Reconoció también aquel lugar, al que llamaban el Barranco de La Granjilla. Allí estaban las trincheras de primera línea del Batallón de Argel, junto a la carretera de Castilla. Se palpó instintivamente la pistola Star que llevaba al cinto y se encaminó hacia primera línea, mientras las encinas se estremecían bajo las rachas del viento, que soplaba cada vez más fuerte.
Advertidos de la llegada del coche, no tardaron en salir a su encuentro un sargento y un cabo de guardia, que estaban haciendo la ronda. Aquellos hombres, que debían de tener más de treinta años, le parecieron envejecidos por las labores del campo y por la miseria. La guerra les había lanzado a las trincheras caprichosamente, lo mismo que aquel vendaval nocturno arrastraba la hojarasca al pie de los postes que sostenían las alambradas.
El sargento y el cabo reconocieron a Broto con inquietud. El sargento ya le había visto aparecer de madrugada por la primera línea en alguna ocasión, con la misma gorra de jefe de regulares, la misma cazadora de cuero negro, el mismo pantalón caqui.

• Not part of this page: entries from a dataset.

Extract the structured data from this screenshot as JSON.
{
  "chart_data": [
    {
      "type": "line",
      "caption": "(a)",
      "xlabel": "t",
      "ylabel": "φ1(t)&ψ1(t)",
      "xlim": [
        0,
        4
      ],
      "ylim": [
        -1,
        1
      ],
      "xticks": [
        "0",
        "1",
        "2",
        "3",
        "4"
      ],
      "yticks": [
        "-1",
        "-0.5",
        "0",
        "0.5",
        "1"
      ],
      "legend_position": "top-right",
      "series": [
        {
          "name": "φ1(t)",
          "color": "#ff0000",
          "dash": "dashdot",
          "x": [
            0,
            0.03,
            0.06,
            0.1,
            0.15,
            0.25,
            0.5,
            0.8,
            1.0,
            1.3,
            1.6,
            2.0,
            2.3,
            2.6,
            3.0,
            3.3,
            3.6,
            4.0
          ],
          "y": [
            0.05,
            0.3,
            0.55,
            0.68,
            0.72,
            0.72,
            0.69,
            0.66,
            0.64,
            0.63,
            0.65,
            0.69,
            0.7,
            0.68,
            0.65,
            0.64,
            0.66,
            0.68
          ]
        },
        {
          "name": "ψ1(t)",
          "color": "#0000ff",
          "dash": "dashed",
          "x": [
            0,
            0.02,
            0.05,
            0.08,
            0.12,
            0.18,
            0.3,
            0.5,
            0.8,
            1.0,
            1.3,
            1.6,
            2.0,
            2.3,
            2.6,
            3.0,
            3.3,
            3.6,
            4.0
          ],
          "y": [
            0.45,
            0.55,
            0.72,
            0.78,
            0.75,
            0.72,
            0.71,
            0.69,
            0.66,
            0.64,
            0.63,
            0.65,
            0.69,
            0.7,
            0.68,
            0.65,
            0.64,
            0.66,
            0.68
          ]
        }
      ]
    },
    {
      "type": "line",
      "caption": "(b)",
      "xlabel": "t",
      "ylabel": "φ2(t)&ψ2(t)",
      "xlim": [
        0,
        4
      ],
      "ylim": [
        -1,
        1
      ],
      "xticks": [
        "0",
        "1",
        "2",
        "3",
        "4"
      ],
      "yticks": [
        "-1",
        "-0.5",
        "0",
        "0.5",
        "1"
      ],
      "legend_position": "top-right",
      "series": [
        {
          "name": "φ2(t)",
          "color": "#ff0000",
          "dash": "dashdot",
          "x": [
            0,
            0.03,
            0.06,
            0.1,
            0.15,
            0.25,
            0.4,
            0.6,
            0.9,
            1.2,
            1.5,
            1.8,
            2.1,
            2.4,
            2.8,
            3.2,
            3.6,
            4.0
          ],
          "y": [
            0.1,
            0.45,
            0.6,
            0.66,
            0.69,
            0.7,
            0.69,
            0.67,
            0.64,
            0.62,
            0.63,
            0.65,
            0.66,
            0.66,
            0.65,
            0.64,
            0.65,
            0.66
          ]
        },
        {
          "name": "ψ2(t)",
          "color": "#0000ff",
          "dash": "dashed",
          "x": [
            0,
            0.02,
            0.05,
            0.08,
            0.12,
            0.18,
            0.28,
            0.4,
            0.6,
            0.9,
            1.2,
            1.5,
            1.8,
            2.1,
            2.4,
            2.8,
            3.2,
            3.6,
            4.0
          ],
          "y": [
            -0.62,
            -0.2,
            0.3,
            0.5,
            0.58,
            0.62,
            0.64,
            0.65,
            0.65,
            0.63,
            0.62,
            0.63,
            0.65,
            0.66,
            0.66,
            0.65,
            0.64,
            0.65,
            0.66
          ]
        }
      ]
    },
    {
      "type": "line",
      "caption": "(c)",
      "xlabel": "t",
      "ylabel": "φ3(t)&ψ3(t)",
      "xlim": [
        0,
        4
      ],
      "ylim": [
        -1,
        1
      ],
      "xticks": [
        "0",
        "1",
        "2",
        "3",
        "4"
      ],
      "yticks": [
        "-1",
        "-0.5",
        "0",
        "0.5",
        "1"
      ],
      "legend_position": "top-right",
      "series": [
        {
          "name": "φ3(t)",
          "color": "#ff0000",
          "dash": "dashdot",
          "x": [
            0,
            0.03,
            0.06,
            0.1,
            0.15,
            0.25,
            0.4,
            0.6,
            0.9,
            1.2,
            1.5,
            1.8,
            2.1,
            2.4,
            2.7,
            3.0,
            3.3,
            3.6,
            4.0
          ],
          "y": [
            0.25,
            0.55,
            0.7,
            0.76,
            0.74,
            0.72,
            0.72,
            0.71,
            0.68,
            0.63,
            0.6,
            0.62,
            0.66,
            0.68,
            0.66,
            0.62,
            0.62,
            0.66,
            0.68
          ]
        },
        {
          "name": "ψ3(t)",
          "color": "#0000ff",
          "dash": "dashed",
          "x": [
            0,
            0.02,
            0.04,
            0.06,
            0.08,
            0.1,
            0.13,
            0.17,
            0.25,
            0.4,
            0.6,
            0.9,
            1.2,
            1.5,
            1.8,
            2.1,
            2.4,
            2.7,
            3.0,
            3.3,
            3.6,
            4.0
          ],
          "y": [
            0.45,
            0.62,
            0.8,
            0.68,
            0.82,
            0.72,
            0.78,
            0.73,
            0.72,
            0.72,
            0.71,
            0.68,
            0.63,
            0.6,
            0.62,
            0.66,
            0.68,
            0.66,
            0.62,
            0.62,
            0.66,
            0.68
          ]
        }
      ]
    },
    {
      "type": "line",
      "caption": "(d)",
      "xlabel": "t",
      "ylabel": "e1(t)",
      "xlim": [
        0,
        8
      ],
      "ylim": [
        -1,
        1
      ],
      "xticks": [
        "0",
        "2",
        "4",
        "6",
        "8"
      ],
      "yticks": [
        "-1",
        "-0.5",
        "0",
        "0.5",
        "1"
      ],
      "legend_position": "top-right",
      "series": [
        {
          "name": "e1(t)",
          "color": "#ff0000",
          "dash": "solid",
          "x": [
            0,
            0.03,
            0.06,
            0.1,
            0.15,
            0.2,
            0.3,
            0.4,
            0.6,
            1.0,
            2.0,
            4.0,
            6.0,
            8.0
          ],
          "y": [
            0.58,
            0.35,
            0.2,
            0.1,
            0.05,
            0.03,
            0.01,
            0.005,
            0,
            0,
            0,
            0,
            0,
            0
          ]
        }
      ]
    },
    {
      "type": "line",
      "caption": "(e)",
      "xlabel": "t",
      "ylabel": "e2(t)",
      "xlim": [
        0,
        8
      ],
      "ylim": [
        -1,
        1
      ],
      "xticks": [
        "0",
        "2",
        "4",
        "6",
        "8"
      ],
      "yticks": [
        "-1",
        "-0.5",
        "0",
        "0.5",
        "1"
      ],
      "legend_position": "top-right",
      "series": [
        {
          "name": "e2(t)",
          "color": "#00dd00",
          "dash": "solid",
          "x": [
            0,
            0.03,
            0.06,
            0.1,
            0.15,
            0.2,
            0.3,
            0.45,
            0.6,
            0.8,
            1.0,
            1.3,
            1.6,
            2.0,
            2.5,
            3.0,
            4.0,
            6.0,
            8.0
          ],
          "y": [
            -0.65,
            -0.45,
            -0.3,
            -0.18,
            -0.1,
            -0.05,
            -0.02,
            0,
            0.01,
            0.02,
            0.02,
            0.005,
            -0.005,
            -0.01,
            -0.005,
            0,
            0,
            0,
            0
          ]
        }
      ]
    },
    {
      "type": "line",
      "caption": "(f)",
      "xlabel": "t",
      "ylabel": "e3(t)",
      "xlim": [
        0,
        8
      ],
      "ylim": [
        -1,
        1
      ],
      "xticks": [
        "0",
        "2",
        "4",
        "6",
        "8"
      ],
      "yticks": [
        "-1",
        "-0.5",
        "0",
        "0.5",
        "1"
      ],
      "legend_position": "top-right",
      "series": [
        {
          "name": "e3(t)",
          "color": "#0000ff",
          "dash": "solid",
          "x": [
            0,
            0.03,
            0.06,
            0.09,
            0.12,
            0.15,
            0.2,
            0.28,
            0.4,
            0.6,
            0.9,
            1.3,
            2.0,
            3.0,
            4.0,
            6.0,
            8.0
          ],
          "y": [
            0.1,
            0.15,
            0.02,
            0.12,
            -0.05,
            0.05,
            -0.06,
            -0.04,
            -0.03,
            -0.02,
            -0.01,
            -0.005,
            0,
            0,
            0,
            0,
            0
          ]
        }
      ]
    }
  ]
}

—Sargento Luján y cabo Borrajo, primera compañía, a las órdenes de usted —dijo el sargento, con voz cavernosa—. Sin novedad. Si nos permite, le acompañaremos…
—No es necesario, retírense —contestó Broto.
—Insisto, señor. Permítanos…
—Sargento, retírense…
Caminaban ya por la trinchera de primera línea. Broto se chocaba una y otra vez con las paredes. El viento soplaba por encima de la trinchera y su silbido se le arremolinaba en la cabeza y se convertía en la voz que volvía a decirle una y otra vez que tenía que hacerlo, no tenía nada que perder, no tenía que sentir miedo, no tenía otra elección…
El sargento y el cabo dejaron de insistir y optaron por retirarse. Vieron perderse a Broto en un recodo de la trinchera, como una sombra en un sueño extraño. Cuando volvían al puesto de guardia, escucharon una voz al otro lado de las alambradas. Alertados, se dirigieron al puesto de avanzadilla más cercano, donde encontraron al centinela, apuntando el fusil con tensión hacia la oscuridad.
—Mi sargento… el centinela del otro puesto… ha dado el alto a alguien —dijo el soldado balbuceando.
Corrieron hacia el otro puesto y descubrieron al soldado agachado en su pozo de tirador, haciéndoles gestos para que guardaran silencio. Estaba más sereno que su compañero.
—Joder, he oído pasos en la hojarasca —susurró el centinela— y he dado el alto. Me han respondido: «No tires, que soy el teniente coronel…».
De pronto, se oyeron unos disparos. Sus ecos resonaron como si la oscuridad fuera una infinita plancha de metal. El sargento y el cabo echaron a correr de nuevo. Llegaron en el momento en que el soldado de otro puesto estaba metiendo un nuevo peine en el fusil, excitado.
—Mi sargento, he visto un hombre junto a las alambradas. Luego he oído que alguien daba el alto, y después he visto que el hombre se alejaba hacia las líneas rojas. He disparado creyendo…
El soldado se quedó con la palabra en la boca. El sargento y el cabo estaban ya volviendo sobre sus pasos, pero el centinela pudo descifrar algunas palabras que la voz cavernosa del sargento iba diciendo, confundidas con el viento.